Neuf heures sonnèrent. Est-ce que Pierre, si exact, l’aurait oubliée ? On lui parlait maintenant de la procession aux flambeaux, qu’elle verrait d’un bout à l’autre, si elle partait tout de suite. Chaque soir, les cérémonies finissaient par une procession pareille ; mais celle du dimanche était toujours la plus belle, et l’on annonçait que la procession de ce soir-là serait d’une splendeur extraordinaire, comme rarement on en voyait. Près de trente mille pèlerins devaient défiler, un cierge à la main. Les merveilles nocturnes du ciel allaient s’ouvrir, les étoiles descendraient sur la terre. Et les malades se plaignaient, quelle tristesse d’être cloué sur un lit, de ne rien voir de ces prodiges !

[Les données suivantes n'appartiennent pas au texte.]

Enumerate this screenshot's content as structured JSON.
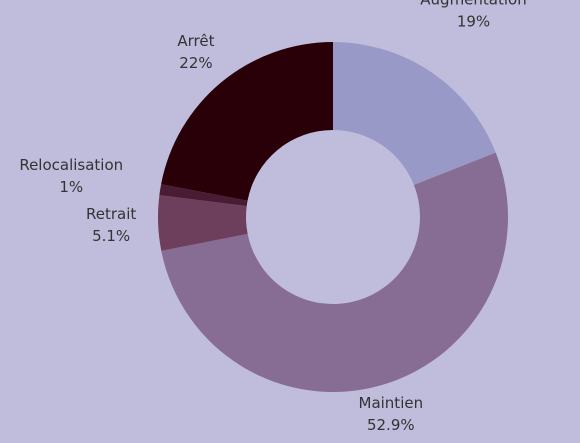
{
  "chart_data": {
    "type": "donut",
    "categories": [
      "Augmentation",
      "Maintien",
      "Retrait",
      "Relocalisation",
      "Arrêt"
    ],
    "values": [
      19,
      52.9,
      5.1,
      1,
      22
    ],
    "value_labels": [
      "19%",
      "52.9%",
      "5.1%",
      "1%",
      "22%"
    ],
    "colors": [
      "#9999c8",
      "#876c93",
      "#6e3f5c",
      "#4a1c33",
      "#2a0008"
    ]
  }
}
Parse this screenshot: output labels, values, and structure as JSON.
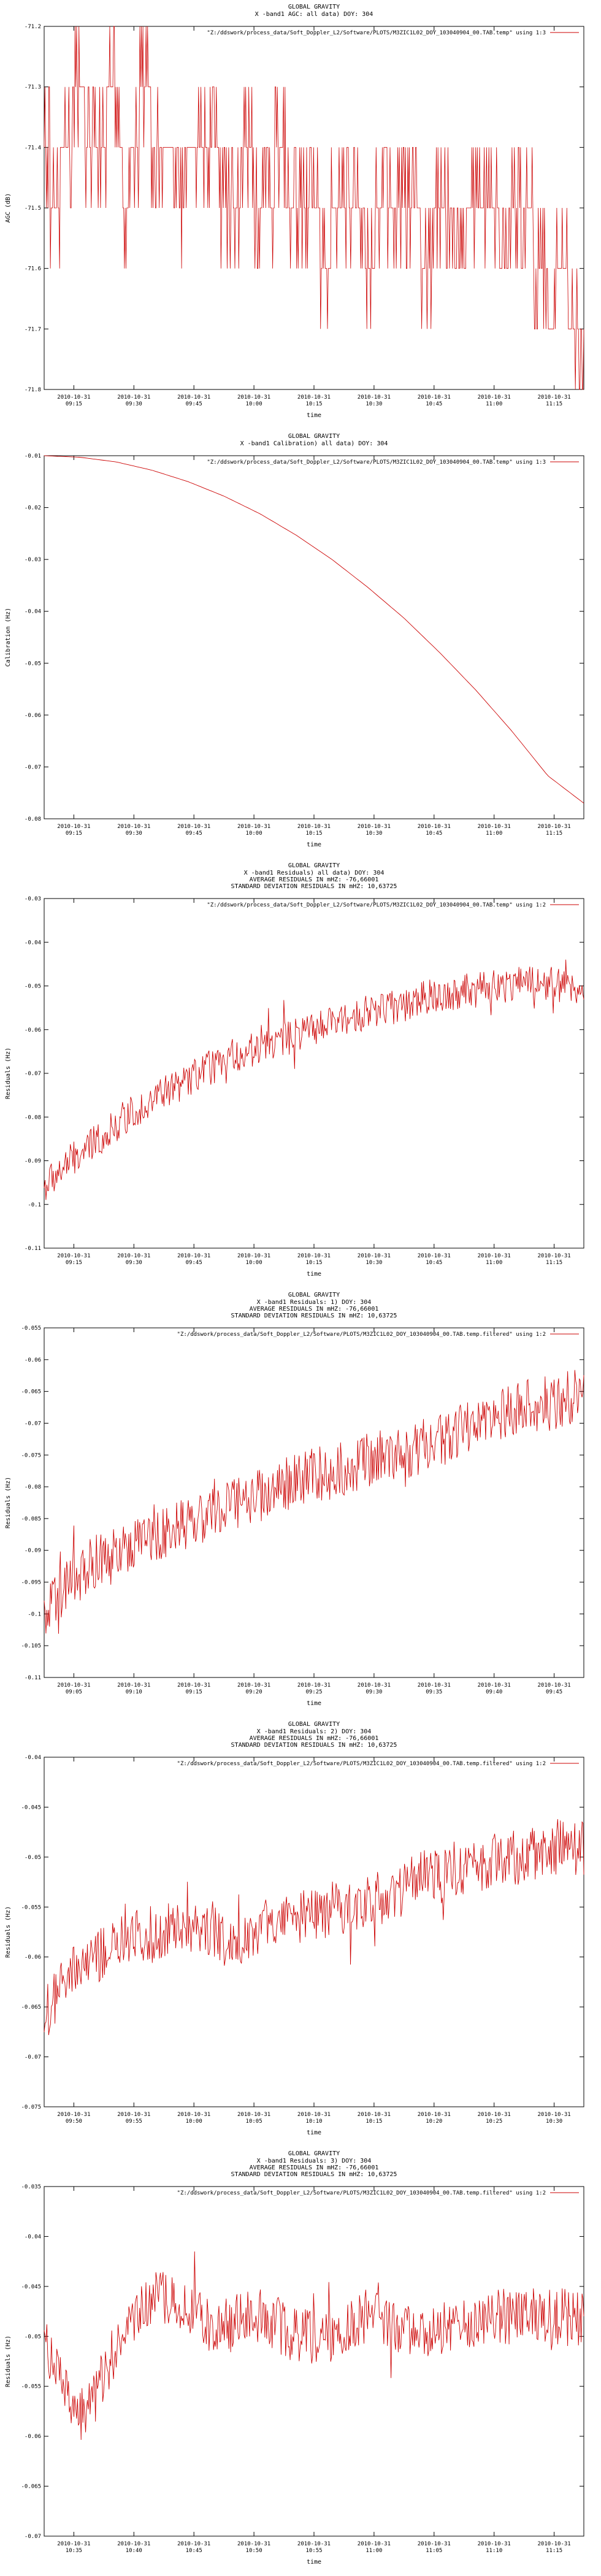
{
  "colors": {
    "series": "#cc0000",
    "axis": "#000000",
    "background": "#ffffff"
  },
  "chart_data": [
    {
      "type": "line",
      "title": "GLOBAL GRAVITY",
      "subtitle": [
        "X -band1 AGC: all data) DOY: 304"
      ],
      "xlabel": "time",
      "ylabel": "AGC (dB)",
      "ylim": [
        -71.8,
        -71.2
      ],
      "yticks": [
        "-71.2",
        "-71.3",
        "-71.4",
        "-71.5",
        "-71.6",
        "-71.7",
        "-71.8"
      ],
      "xtick_labels": [
        [
          "2010-10-31",
          "09:15"
        ],
        [
          "2010-10-31",
          "09:30"
        ],
        [
          "2010-10-31",
          "09:45"
        ],
        [
          "2010-10-31",
          "10:00"
        ],
        [
          "2010-10-31",
          "10:15"
        ],
        [
          "2010-10-31",
          "10:30"
        ],
        [
          "2010-10-31",
          "10:45"
        ],
        [
          "2010-10-31",
          "11:00"
        ],
        [
          "2010-10-31",
          "11:15"
        ]
      ],
      "legend_entry": "\"Z:/ddswork/process_data/Soft_Doppler_L2/Software/PLOTS/M3ZIC1L02_DOY_103040904_00.TAB.temp\" using 1:3",
      "legend_position": "top-right",
      "grid": false,
      "series": [
        {
          "values": [
            -71.4,
            -71.5,
            -71.4,
            -71.3,
            -71.4,
            -71.4,
            -71.3,
            -71.5,
            -71.4,
            -71.3,
            -71.4,
            -71.4,
            -71.5,
            -71.4,
            -71.4,
            -71.4,
            -71.5,
            -71.5,
            -71.4,
            -71.5,
            -71.5,
            -71.4,
            -71.5,
            -71.5,
            -71.5,
            -71.6,
            -71.5,
            -71.5,
            -71.5,
            -71.6,
            -71.5,
            -71.5,
            -71.5,
            -71.5,
            -71.6,
            -71.5,
            -71.5,
            -71.6,
            -71.5,
            -71.5,
            -71.5,
            -71.6,
            -71.5,
            -71.5,
            -71.6,
            -71.7,
            -71.6,
            -71.7,
            -71.8
          ]
        }
      ]
    },
    {
      "type": "line",
      "title": "GLOBAL GRAVITY",
      "subtitle": [
        "X -band1 Calibration) all data) DOY: 304"
      ],
      "xlabel": "time",
      "ylabel": "Calibration (Hz)",
      "ylim": [
        -0.08,
        -0.01
      ],
      "yticks": [
        "-0.01",
        "-0.02",
        "-0.03",
        "-0.04",
        "-0.05",
        "-0.06",
        "-0.07",
        "-0.08"
      ],
      "xtick_labels": [
        [
          "2010-10-31",
          "09:15"
        ],
        [
          "2010-10-31",
          "09:30"
        ],
        [
          "2010-10-31",
          "09:45"
        ],
        [
          "2010-10-31",
          "10:00"
        ],
        [
          "2010-10-31",
          "10:15"
        ],
        [
          "2010-10-31",
          "10:30"
        ],
        [
          "2010-10-31",
          "10:45"
        ],
        [
          "2010-10-31",
          "11:00"
        ],
        [
          "2010-10-31",
          "11:15"
        ]
      ],
      "legend_entry": "\"Z:/ddswork/process_data/Soft_Doppler_L2/Software/PLOTS/M3ZIC1L02_DOY_103040904_00.TAB.temp\" using 1:3",
      "legend_position": "top-right",
      "grid": false,
      "series": [
        {
          "values": [
            -0.01,
            -0.0103,
            -0.0112,
            -0.0128,
            -0.015,
            -0.0178,
            -0.0212,
            -0.0253,
            -0.03,
            -0.0354,
            -0.0413,
            -0.048,
            -0.0552,
            -0.0631,
            -0.0717,
            -0.077
          ]
        }
      ]
    },
    {
      "type": "line",
      "title": "GLOBAL GRAVITY",
      "subtitle": [
        "X -band1 Residuals) all data) DOY: 304",
        "AVERAGE RESIDUALS IN mHZ: -76,66001",
        "STANDARD DEVIATION RESIDUALS IN mHZ: 10,63725"
      ],
      "xlabel": "time",
      "ylabel": "Residuals (Hz)",
      "ylim": [
        -0.11,
        -0.03
      ],
      "yticks": [
        "-0.03",
        "-0.04",
        "-0.05",
        "-0.06",
        "-0.07",
        "-0.08",
        "-0.09",
        "-0.1",
        "-0.11"
      ],
      "xtick_labels": [
        [
          "2010-10-31",
          "09:15"
        ],
        [
          "2010-10-31",
          "09:30"
        ],
        [
          "2010-10-31",
          "09:45"
        ],
        [
          "2010-10-31",
          "10:00"
        ],
        [
          "2010-10-31",
          "10:15"
        ],
        [
          "2010-10-31",
          "10:30"
        ],
        [
          "2010-10-31",
          "10:45"
        ],
        [
          "2010-10-31",
          "11:00"
        ],
        [
          "2010-10-31",
          "11:15"
        ]
      ],
      "legend_entry": "\"Z:/ddswork/process_data/Soft_Doppler_L2/Software/PLOTS/M3ZIC1L02_DOY_103040904_00.TAB.temp\" using 1:2",
      "legend_position": "top-right",
      "grid": false,
      "series": [
        {
          "values": [
            -0.096,
            -0.093,
            -0.09,
            -0.088,
            -0.085,
            -0.083,
            -0.08,
            -0.078,
            -0.076,
            -0.074,
            -0.073,
            -0.071,
            -0.069,
            -0.068,
            -0.066,
            -0.065,
            -0.064,
            -0.063,
            -0.062,
            -0.061,
            -0.06,
            -0.059,
            -0.058,
            -0.057,
            -0.056,
            -0.055,
            -0.055,
            -0.054,
            -0.053,
            -0.052,
            -0.052,
            -0.051,
            -0.051,
            -0.05,
            -0.05,
            -0.049,
            -0.049,
            -0.049,
            -0.05,
            -0.05,
            -0.05
          ]
        }
      ]
    },
    {
      "type": "line",
      "title": "GLOBAL GRAVITY",
      "subtitle": [
        "X -band1 Residuals: 1) DOY: 304",
        "AVERAGE RESIDUALS IN mHZ: -76,66001",
        "STANDARD DEVIATION RESIDUALS IN mHZ: 10,63725"
      ],
      "xlabel": "time",
      "ylabel": "Residuals (Hz)",
      "ylim": [
        -0.11,
        -0.055
      ],
      "yticks": [
        "-0.055",
        "-0.06",
        "-0.065",
        "-0.07",
        "-0.075",
        "-0.08",
        "-0.085",
        "-0.09",
        "-0.095",
        "-0.1",
        "-0.105",
        "-0.11"
      ],
      "xtick_labels": [
        [
          "2010-10-31",
          "09:05"
        ],
        [
          "2010-10-31",
          "09:10"
        ],
        [
          "2010-10-31",
          "09:15"
        ],
        [
          "2010-10-31",
          "09:20"
        ],
        [
          "2010-10-31",
          "09:25"
        ],
        [
          "2010-10-31",
          "09:30"
        ],
        [
          "2010-10-31",
          "09:35"
        ],
        [
          "2010-10-31",
          "09:40"
        ],
        [
          "2010-10-31",
          "09:45"
        ]
      ],
      "legend_entry": "\"Z:/ddswork/process_data/Soft_Doppler_L2/Software/PLOTS/M3ZIC1L02_DOY_103040904_00.TAB.temp.filtered\" using 1:2",
      "legend_position": "top-right",
      "grid": false,
      "series": [
        {
          "values": [
            -0.101,
            -0.097,
            -0.094,
            -0.092,
            -0.091,
            -0.089,
            -0.088,
            -0.087,
            -0.086,
            -0.085,
            -0.084,
            -0.083,
            -0.082,
            -0.081,
            -0.08,
            -0.079,
            -0.078,
            -0.078,
            -0.077,
            -0.076,
            -0.075,
            -0.075,
            -0.074,
            -0.073,
            -0.072,
            -0.071,
            -0.07,
            -0.069,
            -0.068,
            -0.067,
            -0.067,
            -0.066,
            -0.065
          ]
        }
      ]
    },
    {
      "type": "line",
      "title": "GLOBAL GRAVITY",
      "subtitle": [
        "X -band1 Residuals: 2) DOY: 304",
        "AVERAGE RESIDUALS IN mHZ: -76,66001",
        "STANDARD DEVIATION RESIDUALS IN mHZ: 10,63725"
      ],
      "xlabel": "time",
      "ylabel": "Residuals (Hz)",
      "ylim": [
        -0.075,
        -0.04
      ],
      "yticks": [
        "-0.04",
        "-0.045",
        "-0.05",
        "-0.055",
        "-0.06",
        "-0.065",
        "-0.07",
        "-0.075"
      ],
      "xtick_labels": [
        [
          "2010-10-31",
          "09:50"
        ],
        [
          "2010-10-31",
          "09:55"
        ],
        [
          "2010-10-31",
          "10:00"
        ],
        [
          "2010-10-31",
          "10:05"
        ],
        [
          "2010-10-31",
          "10:10"
        ],
        [
          "2010-10-31",
          "10:15"
        ],
        [
          "2010-10-31",
          "10:20"
        ],
        [
          "2010-10-31",
          "10:25"
        ],
        [
          "2010-10-31",
          "10:30"
        ]
      ],
      "legend_entry": "\"Z:/ddswork/process_data/Soft_Doppler_L2/Software/PLOTS/M3ZIC1L02_DOY_103040904_00.TAB.temp.filtered\" using 1:2",
      "legend_position": "top-right",
      "grid": false,
      "series": [
        {
          "values": [
            -0.066,
            -0.063,
            -0.061,
            -0.06,
            -0.059,
            -0.058,
            -0.058,
            -0.057,
            -0.057,
            -0.057,
            -0.058,
            -0.058,
            -0.057,
            -0.057,
            -0.056,
            -0.056,
            -0.055,
            -0.055,
            -0.054,
            -0.054,
            -0.053,
            -0.052,
            -0.052,
            -0.051,
            -0.051,
            -0.05,
            -0.05,
            -0.05,
            -0.049,
            -0.049,
            -0.049
          ]
        }
      ]
    },
    {
      "type": "line",
      "title": "GLOBAL GRAVITY",
      "subtitle": [
        "X -band1 Residuals: 3) DOY: 304",
        "AVERAGE RESIDUALS IN mHZ: -76,66001",
        "STANDARD DEVIATION RESIDUALS IN mHZ: 10,63725"
      ],
      "xlabel": "time",
      "ylabel": "Residuals (Hz)",
      "ylim": [
        -0.07,
        -0.035
      ],
      "yticks": [
        "-0.035",
        "-0.04",
        "-0.045",
        "-0.05",
        "-0.055",
        "-0.06",
        "-0.065",
        "-0.07"
      ],
      "xtick_labels": [
        [
          "2010-10-31",
          "10:35"
        ],
        [
          "2010-10-31",
          "10:40"
        ],
        [
          "2010-10-31",
          "10:45"
        ],
        [
          "2010-10-31",
          "10:50"
        ],
        [
          "2010-10-31",
          "10:55"
        ],
        [
          "2010-10-31",
          "11:00"
        ],
        [
          "2010-10-31",
          "11:05"
        ],
        [
          "2010-10-31",
          "11:10"
        ],
        [
          "2010-10-31",
          "11:15"
        ]
      ],
      "legend_entry": "\"Z:/ddswork/process_data/Soft_Doppler_L2/Software/PLOTS/M3ZIC1L02_DOY_103040904_00.TAB.temp.filtered\" using 1:2",
      "legend_position": "top-right",
      "grid": false,
      "series": [
        {
          "values": [
            -0.05,
            -0.055,
            -0.058,
            -0.056,
            -0.052,
            -0.049,
            -0.047,
            -0.046,
            -0.047,
            -0.048,
            -0.049,
            -0.049,
            -0.048,
            -0.048,
            -0.049,
            -0.05,
            -0.05,
            -0.05,
            -0.049,
            -0.048,
            -0.048,
            -0.049,
            -0.05,
            -0.05,
            -0.049,
            -0.049,
            -0.048,
            -0.048,
            -0.048,
            -0.048,
            -0.048,
            -0.048,
            -0.048
          ]
        }
      ]
    }
  ]
}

— Ma chère fille, vint dire madame de Jonquière, voici votre père et monsieur l’abbé.

Marie, radieuse, oublia son attente.

— Oh ! Pierre, je vous en supplie, dépêchons-nous, dépêchons-nous !

Ils la descendirent, le prêtre s’attela au petit chariot, qui roula doucement sous le ciel criblé d’étoiles, tandis que M. de Guersaint marchait à côté. C’était une nuit sans lune, admirablement belle, un velours d’un bleu sombre, piqué de diamants ; et la douceur de l’air était exquise, un bain tiède d’air pur, embaumé par l’odeur des montagnes. Beaucoup de pèlerins se pressaient dans la rue, marchant tous vers la Grotte ; mais la foule restait discrète, un flot humain recueilli, n’ayant plus la badauderie foraine de la journée. Et, dès le plateau de la Merlasse, les ténèbres s’élargissaient, on entrait sous le ciel immense, dans le lac d’ombre des pelouses et des grands arbres, d’où l’on ne voyait se dresser, à gauche, que la flèche mince et pâle de la Basilique.